According to ABC 6/ Fox 28, Columbus Police officers are now on the beat to close cultural gaps and build respect within city minority groups.
“People sometimes don’t feel they are well represented on the police force,” said Sgt. Nick Konves, who now serves serve as a Diversity Inclusion Officer within the Columbus LGBT community.
“There’s a perception, where they don’t understand, why police do some of the things they do, and it just takes time, talking to them,” said Konves, who is a member of the LGBT community.
Konves is one of three officers who will be assigned to work on cultural issues with several minority groups in Columbus. CPD is also reaching out to the African-American, Somalian, and Latino communities.
Columbus Sgt. James Fuqua never expected he would wear a badge while roaming the halls of South High School. As a teenager he met a Columbus Police officer who helped him turn his life around and taught him how to look at law enforcement in a positive light. Fuqua is now a veteran Columbus officer, who was just promoted to sergeant and is now hoping to teach kids the positive impact of wearing a uniform.
“Get them to understand being a police officer is not a bad thing, they are not out to get minorities or a specific group of people,” said Sgt. Fuqua.
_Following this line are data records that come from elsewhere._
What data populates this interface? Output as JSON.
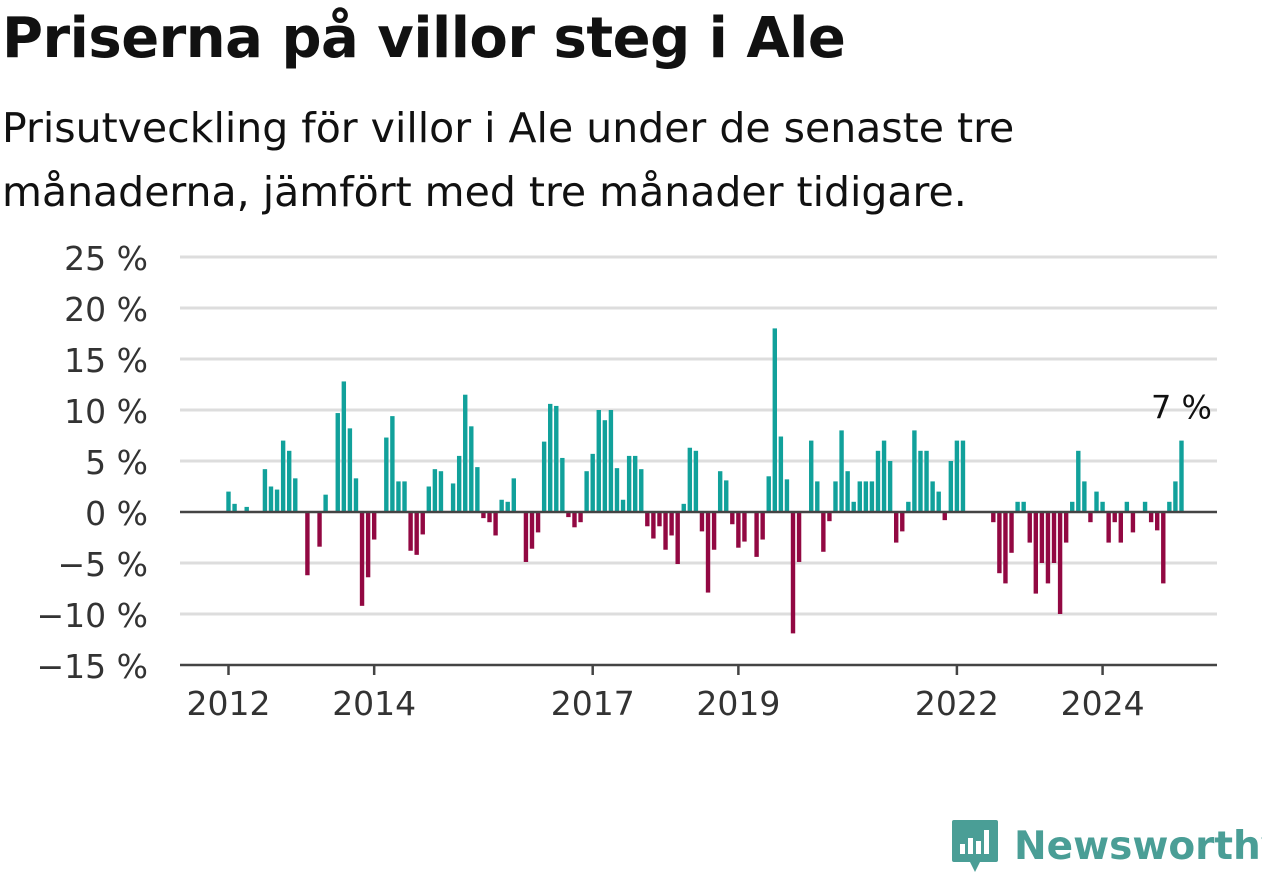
{
  "header": {
    "title": "Priserna på villor steg i Ale",
    "subtitle": "Prisutveckling för villor i Ale under de senaste tre månaderna, jämfört med tre månader tidigare."
  },
  "brand": {
    "name": "Newsworthy",
    "icon": "newsworthy-logo-icon",
    "color": "#4a9e96"
  },
  "colors": {
    "positive": "#11a19b",
    "negative": "#920842",
    "grid": "#dddddd",
    "axis": "#444444"
  },
  "chart_data": {
    "type": "bar",
    "title": "Priserna på villor steg i Ale",
    "subtitle": "Prisutveckling för villor i Ale under de senaste tre månaderna, jämfört med tre månader tidigare.",
    "xlabel": "",
    "ylabel": "",
    "ylim": [
      -15,
      25
    ],
    "yticks": [
      25,
      20,
      15,
      10,
      5,
      0,
      -5,
      -10,
      -15
    ],
    "ytick_labels": [
      "25 %",
      "20 %",
      "15 %",
      "10 %",
      "5 %",
      "0 %",
      "−5 %",
      "−10 %",
      "−15 %"
    ],
    "xticks": [
      "2012",
      "2014",
      "2017",
      "2019",
      "2022",
      "2024"
    ],
    "x_start": "2012-01",
    "x_end": "2025-01",
    "frequency": "monthly",
    "annotation": {
      "text": "7 %",
      "position": "last-bar"
    },
    "grid": true,
    "series": [
      {
        "values": [
          2,
          0.8,
          0,
          0.5,
          0,
          0,
          4.2,
          2.5,
          2.2,
          7,
          6,
          3.3,
          0,
          -6.2,
          0,
          -3.4,
          1.7,
          0,
          9.7,
          12.8,
          8.2,
          3.3,
          -9.2,
          -6.4,
          -2.7,
          0,
          7.3,
          9.4,
          3,
          3,
          -3.8,
          -4.2,
          -2.2,
          2.5,
          4.2,
          4,
          0,
          2.8,
          5.5,
          11.5,
          8.4,
          4.4,
          -0.6,
          -1,
          -2.3,
          1.2,
          1,
          3.3,
          0,
          -4.9,
          -3.6,
          -2,
          6.9,
          10.6,
          10.4,
          5.3,
          -0.5,
          -1.5,
          -1,
          4,
          5.7,
          10,
          9,
          10,
          4.3,
          1.2,
          5.5,
          5.5,
          4.2,
          -1.4,
          -2.6,
          -1.4,
          -3.7,
          -2.3,
          -5.1,
          0.8,
          6.3,
          6,
          -1.9,
          -7.9,
          -3.7,
          4,
          3.1,
          -1.2,
          -3.5,
          -2.9,
          0,
          -4.4,
          -2.7,
          3.5,
          18,
          7.4,
          3.2,
          -11.9,
          -4.9,
          0,
          7,
          3,
          -3.9,
          -0.9,
          3,
          8,
          4,
          1,
          3,
          3,
          3,
          6,
          7,
          5,
          -3,
          -1.9,
          1,
          8,
          6,
          6,
          3,
          2,
          -0.8,
          5,
          7,
          7,
          0,
          0,
          0,
          0,
          -1,
          -6,
          -7,
          -4,
          1,
          1,
          -3,
          -8,
          -5,
          -7,
          -5,
          -10,
          -3,
          1,
          6,
          3,
          -1,
          2,
          1,
          -3,
          -1,
          -3,
          1,
          -2,
          0,
          1,
          -1,
          -1.8,
          -7,
          1,
          3,
          7
        ]
      }
    ]
  }
}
Police are now in the process of hiring a third officer who will work with the Latino and Somalian communities. The new officer positions come on the heels of a series of community meetings where residents will be able to voice concerns and compliments to the police department
Three more meetings will be held in Columbus:
March 5th @ Linden McKinley High School, 1320 Duxberry Avenue
March 9th @ East High School, 1500 East Broad Street
March 12th @ Crossroads Baptist Church, 5077 Cleveland Avenue
These forums will provide the Chief and her executive staff an opportunity to listen to community concerns and accept suggestions regarding the Columbus Division of Police. Upon completion of the community forums and reviewing the national, state, and local recommendations, Chief Jacobs will draft recommendations based upon best practices.